HSAIL-based GPU offload: the Quest for Java Performance Begins
GPU offload is a well-known technique for accelerating parallelizable programs, but has been slower to penetrate the Java space, due to the lack of GPU code generation support in current JVMs. Sumatra is the first open source project that aims to integrate GPU offload capabilities directly into the JVM.
The AMD Runtimes team has submitted to the OpenJDK community a patch that extends the Java Virtual Machine to generate code that can be executed on the GPU/APU. This project leverages an OpenJDK project known as Graal (http://openjdk.java.net/projects/graal/), which is a highly extensible JIT compiler for the Hotspot JVM, featuring backends for different ISAs (x86, Sparc).

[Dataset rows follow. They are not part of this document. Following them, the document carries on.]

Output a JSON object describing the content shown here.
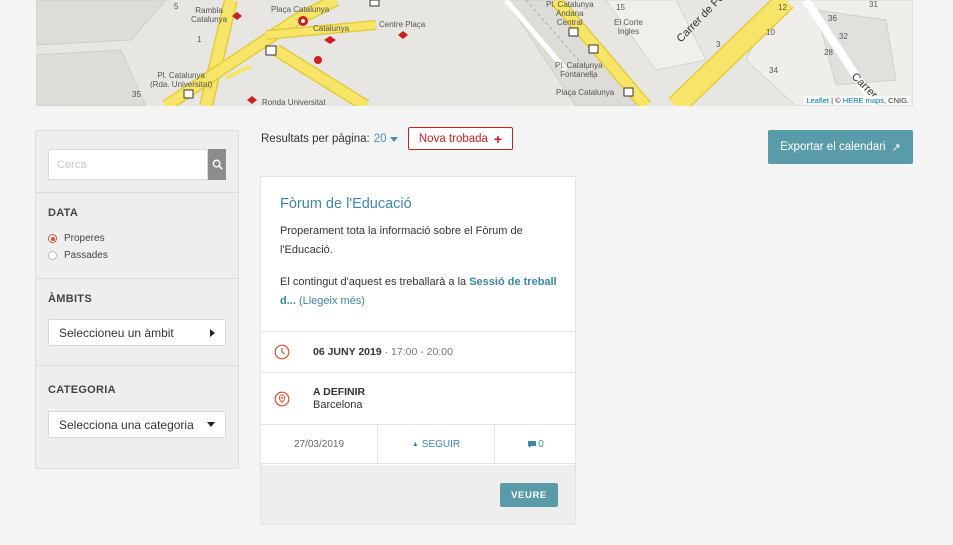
{
  "map": {
    "labels": {
      "rambla": "Rambla\nCatalunya",
      "placa_cat": "Plaça Catalunya",
      "catalunya": "Catalunya",
      "centre_placa": "Centre Plaça",
      "pl_cat_univ": "Pl. Catalunya\n(Rda. Universitat)",
      "ronda_univ": "Ronda Universitat",
      "pl_cat_andana": "Pl. Catalunya\nAndana\nCentral",
      "el_corte": "El Corte\nIngles",
      "pl_cat_font": "Pl. Catalunya\nFontanella",
      "placa_cat2": "Plaça Catalunya",
      "carrer_font": "Carrer de Fontanella",
      "carrer": "Carrer",
      "n5": "5",
      "n1": "1",
      "n35": "35",
      "n15": "15",
      "n3": "3",
      "n10": "10",
      "n12": "12",
      "n36": "36",
      "n32": "32",
      "n28": "28",
      "n34": "34",
      "n31": "31"
    },
    "attribution": {
      "leaflet": "Leaflet",
      "sep": " | © ",
      "here": "HERE maps",
      "cnig": ", CNIG."
    },
    "colors": {
      "road": "#f7e56a",
      "road_border": "#e2cc3a",
      "ground": "#e8e6e2",
      "metro": "#cc1f1f"
    }
  },
  "sidebar": {
    "search": {
      "placeholder": "Cerca"
    },
    "data": {
      "title": "DATA",
      "options": [
        {
          "label": "Properes",
          "selected": true
        },
        {
          "label": "Passades",
          "selected": false
        }
      ]
    },
    "ambits": {
      "title": "ÀMBITS",
      "select_label": "Seleccioneu un àmbit"
    },
    "categoria": {
      "title": "CATEGORIA",
      "select_label": "Selecciona una categoria"
    }
  },
  "toolbar": {
    "per_page_label": "Resultats per pàgina:",
    "per_page_value": "20",
    "new_label": "Nova trobada",
    "new_icon": "+",
    "export_label": "Exportar el calendari",
    "export_icon": "↗"
  },
  "card": {
    "title": "Fòrum de l'Educació",
    "desc1": "Properament tota la informació sobre el Fòrum de l'Educació.",
    "desc2_prefix": "El contingut d'aquest es treballarà a la ",
    "desc2_link": "Sessió de treball d...",
    "desc2_more": " (Llegeix més)",
    "date": "06 JUNY 2019",
    "date_sep": " · ",
    "time": "17:00 - 20:00",
    "place_title": "A DEFINIR",
    "place_city": "Barcelona",
    "published": "27/03/2019",
    "follow_icon": "▲",
    "follow_label": "SEGUIR",
    "comments_count": "0",
    "view_label": "VEURE"
  },
  "colors": {
    "accent": "#3d86a6",
    "button": "#5a9ba9",
    "red": "#cc1f1f",
    "radio": "#d5522e"
  }
}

AMD’s submission extends Graal with a backend for generating HSAIL code, the intermediate format defined by the HSA (Heterogenous System Architecture) Foundation (http://hsafoundation.com/standards/). This allows many Java programs to be compiled and executed on HSAIL-enabled GPU/APU devices. Although this work is a prototype, we have included several working unit test cases, including Mandelbrot and NBody.
The parameters of a compiled method can be primitives or objects and when the parameters are arrays, the array object is passed, and not just the data.
The test cases (except for BasicHSAILTest) require an HSAIL simulator or hardware to execute, but in lieu of a simulator or hardware they will output the HSAIL code generated, which is useful for debugging. An open source simulator for HSAIL will be released soon.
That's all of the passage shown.